Début des années 90. Alors que le sida tue depuis près de dix ans, les militants d'Act Up-Paris multiplient les actions pour lutter contre l'indifférence générale. 

Nouveau venu dans le groupe, Nathan va être bouleversé par la radicalité de Sean.

Grand Prix Festival de Cannes 2017

Drame de Robin Campillo

Avec Nahuel Perez Biscayart, Arnaud Valois

France, 2h20

mercredi 20 septembre - 17h

lundi 25 septembre - 18h30

mardi 26 septembre - 20h30

Le film impressionne par la fluidité de sa montée en puissance, la sophistication discrète de sa structure.
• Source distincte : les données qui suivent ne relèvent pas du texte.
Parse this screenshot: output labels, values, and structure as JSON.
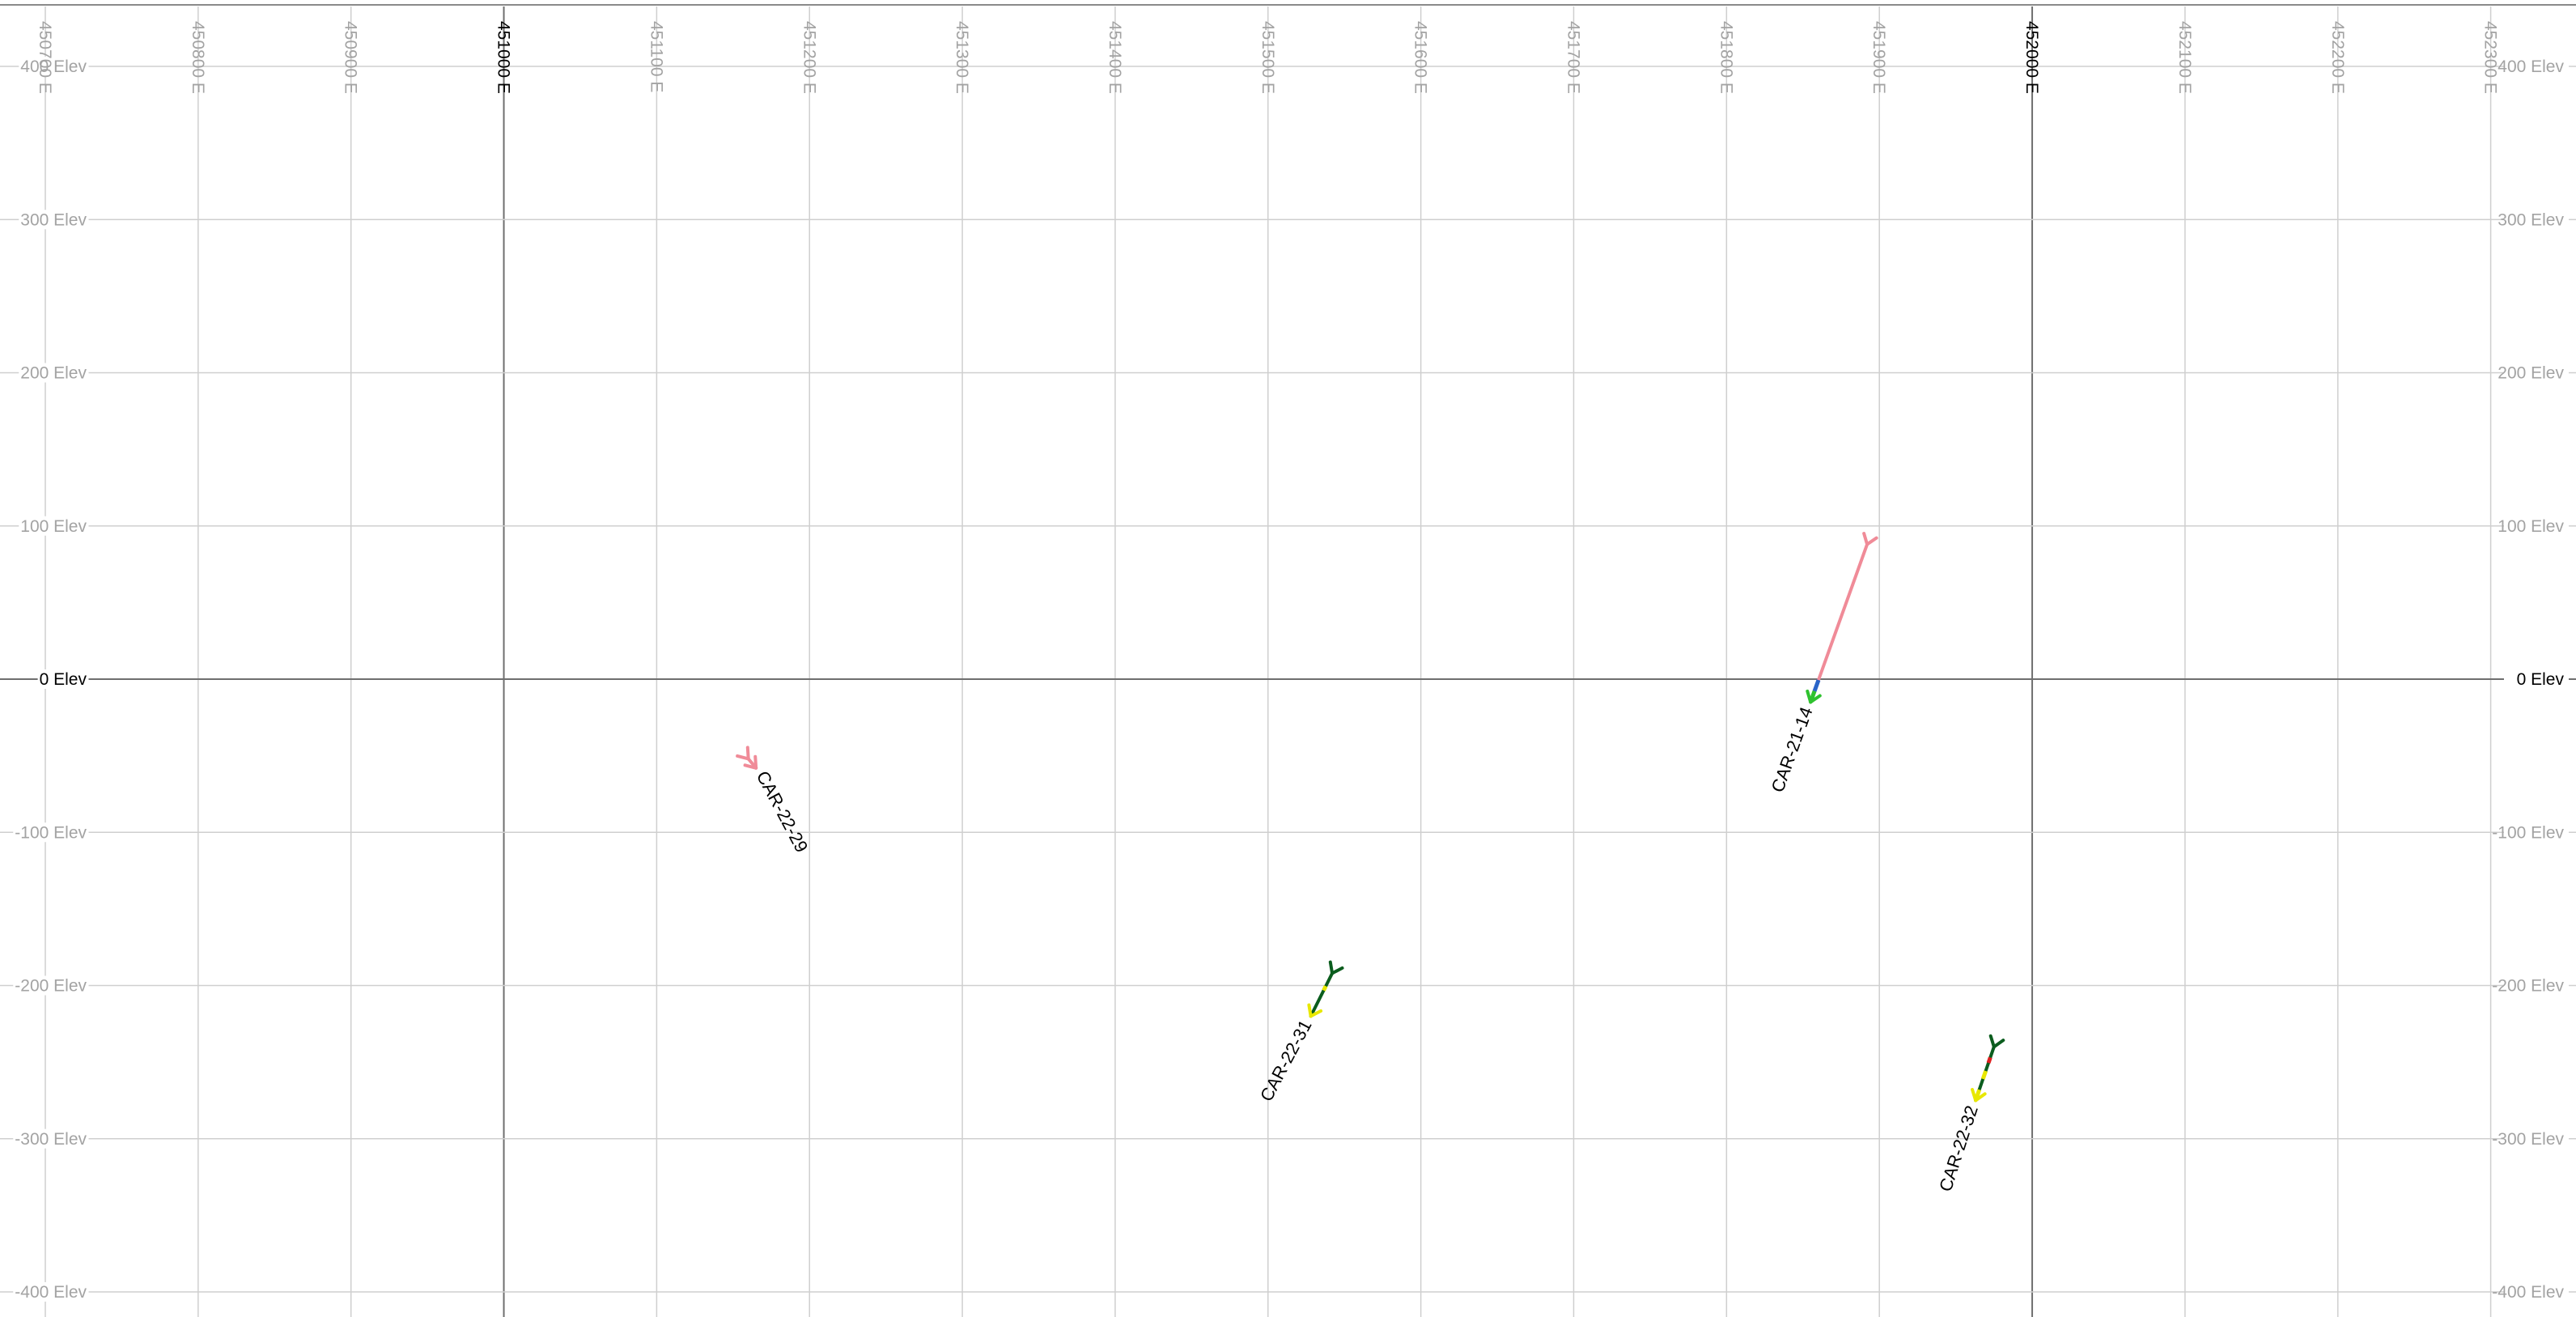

La reconstitution des années Act Up (actions spectaculaires comprises), qui semble déjà un film en soi, laisse peu à peu éclore l’histoire intimiste — l’amour tragique entre Sean et Nathan. La fresque documentée, sans passer au second plan, y gagne une extrême intensité romanesque, proche d’Angels in America, la pièce (et série) américaine de référence sur le sida. Robin Campillo sait ralentir le rythme, éterniser les premières étreintes et les récits biographiques des personnages, tout en gardant le fil de l’engagement collectif. Il sait aussi insérer dans sa mise en scène réaliste des images mentales (la Seine devenue rouge sang) et des télescopages historiques : au stade terminal, à l’agonie, un étudiant se souvient d’un texte sur la Commune tandis qu’à l’image le groupe d’activistes manifeste dans Paris. Comme une lignée séculaire de l’insurrection. Un mémorial en miroir.